Relational database - rarely more efficient to store snippets of non relational data against a record - thoughts?

  • Hi

    Is it fair to say that as much as you would want a relational database there are rare occasions when it is more efficient (for performance reasons) e.g. to hold a set of integers as a string in a field for splitting in managed app code rather than holding it relationally and either returning multiple records due to a different integer per record OR having to undertake a secondary lookup to the db server.

    What is critical is performance and ideally avoiding a secondary db call.

    I am always thinking relational, however, in this situation could I please ask for your thoughts as it feels against the grain and normal thinking.

    Thanks

    Mark

  • We're talking pretty hypothetical here, but sure, there are situations where normalized storage isn't the most efficient way to manage information.

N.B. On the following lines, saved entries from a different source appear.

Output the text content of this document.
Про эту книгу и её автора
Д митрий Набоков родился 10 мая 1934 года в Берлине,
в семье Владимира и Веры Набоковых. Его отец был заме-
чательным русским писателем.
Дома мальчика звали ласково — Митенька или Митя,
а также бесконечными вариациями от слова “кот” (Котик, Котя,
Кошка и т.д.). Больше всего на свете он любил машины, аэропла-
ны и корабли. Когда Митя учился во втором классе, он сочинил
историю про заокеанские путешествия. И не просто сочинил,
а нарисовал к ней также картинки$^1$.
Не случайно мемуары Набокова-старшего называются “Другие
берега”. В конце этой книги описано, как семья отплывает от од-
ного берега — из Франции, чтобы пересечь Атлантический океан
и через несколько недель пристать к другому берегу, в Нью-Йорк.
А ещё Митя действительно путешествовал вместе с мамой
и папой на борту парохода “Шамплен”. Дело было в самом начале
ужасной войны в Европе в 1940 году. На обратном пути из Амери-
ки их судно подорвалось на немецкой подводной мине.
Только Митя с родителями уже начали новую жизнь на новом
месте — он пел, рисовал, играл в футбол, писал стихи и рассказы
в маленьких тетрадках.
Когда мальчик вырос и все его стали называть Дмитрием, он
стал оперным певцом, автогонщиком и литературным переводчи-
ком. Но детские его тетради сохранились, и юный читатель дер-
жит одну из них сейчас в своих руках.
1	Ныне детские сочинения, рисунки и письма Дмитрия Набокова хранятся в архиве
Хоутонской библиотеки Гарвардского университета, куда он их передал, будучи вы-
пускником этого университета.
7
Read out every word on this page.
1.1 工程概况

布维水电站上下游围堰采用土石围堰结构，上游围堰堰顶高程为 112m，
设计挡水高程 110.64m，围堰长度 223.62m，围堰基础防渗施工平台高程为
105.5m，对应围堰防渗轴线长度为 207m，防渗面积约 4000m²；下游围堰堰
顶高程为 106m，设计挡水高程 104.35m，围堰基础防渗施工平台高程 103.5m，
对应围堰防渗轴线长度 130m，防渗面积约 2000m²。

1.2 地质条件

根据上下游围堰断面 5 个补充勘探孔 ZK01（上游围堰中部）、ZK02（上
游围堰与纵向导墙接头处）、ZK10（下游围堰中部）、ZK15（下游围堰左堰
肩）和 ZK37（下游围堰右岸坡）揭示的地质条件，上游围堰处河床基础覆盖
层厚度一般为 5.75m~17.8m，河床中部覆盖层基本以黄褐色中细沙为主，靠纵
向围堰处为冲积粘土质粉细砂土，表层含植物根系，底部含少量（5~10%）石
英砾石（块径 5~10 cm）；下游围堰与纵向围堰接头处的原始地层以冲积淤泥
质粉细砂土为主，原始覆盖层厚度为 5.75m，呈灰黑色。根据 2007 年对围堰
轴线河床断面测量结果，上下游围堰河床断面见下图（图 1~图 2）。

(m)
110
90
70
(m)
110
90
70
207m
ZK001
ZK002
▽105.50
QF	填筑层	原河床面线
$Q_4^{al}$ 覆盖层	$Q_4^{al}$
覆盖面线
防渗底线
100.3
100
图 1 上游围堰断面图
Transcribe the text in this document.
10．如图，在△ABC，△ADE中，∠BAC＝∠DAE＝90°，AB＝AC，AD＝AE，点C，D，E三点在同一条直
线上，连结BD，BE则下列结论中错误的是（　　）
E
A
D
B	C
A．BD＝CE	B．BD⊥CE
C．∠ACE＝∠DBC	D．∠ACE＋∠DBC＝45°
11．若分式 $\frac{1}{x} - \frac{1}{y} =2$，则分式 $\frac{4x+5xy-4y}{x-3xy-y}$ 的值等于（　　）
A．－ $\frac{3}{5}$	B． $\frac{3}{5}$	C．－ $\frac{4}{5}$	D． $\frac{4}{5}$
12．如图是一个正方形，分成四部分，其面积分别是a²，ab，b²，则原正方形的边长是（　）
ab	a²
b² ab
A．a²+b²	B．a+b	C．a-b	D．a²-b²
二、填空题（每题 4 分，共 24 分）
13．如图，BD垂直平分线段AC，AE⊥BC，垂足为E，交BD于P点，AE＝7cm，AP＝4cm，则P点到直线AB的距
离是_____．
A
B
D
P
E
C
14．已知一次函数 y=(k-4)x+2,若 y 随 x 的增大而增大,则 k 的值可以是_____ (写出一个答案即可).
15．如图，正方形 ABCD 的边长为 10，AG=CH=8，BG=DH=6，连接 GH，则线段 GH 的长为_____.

That's actually part of why all the NoSQL and Document databases have come about. Structured storage makes sense most of the time, but not all the time.

    "The credit belongs to the man who is actually in the arena, whose face is marred by dust and sweat and blood"
    - Theodore Roosevelt

    Author of:
    SQL Server Execution Plans
    SQL Server Query Performance Tuning

  • I'm not sure I understand what is meant by the application having to make secondary database calls. For example, if you have a SQL Server database containing invoices with multiple line items, then you can query all data elements related to that invoice in one execution, either as a single joined tablular style resultset or a stored proceure call that returns multiple resultsets, one for the invoice header and one containing line items.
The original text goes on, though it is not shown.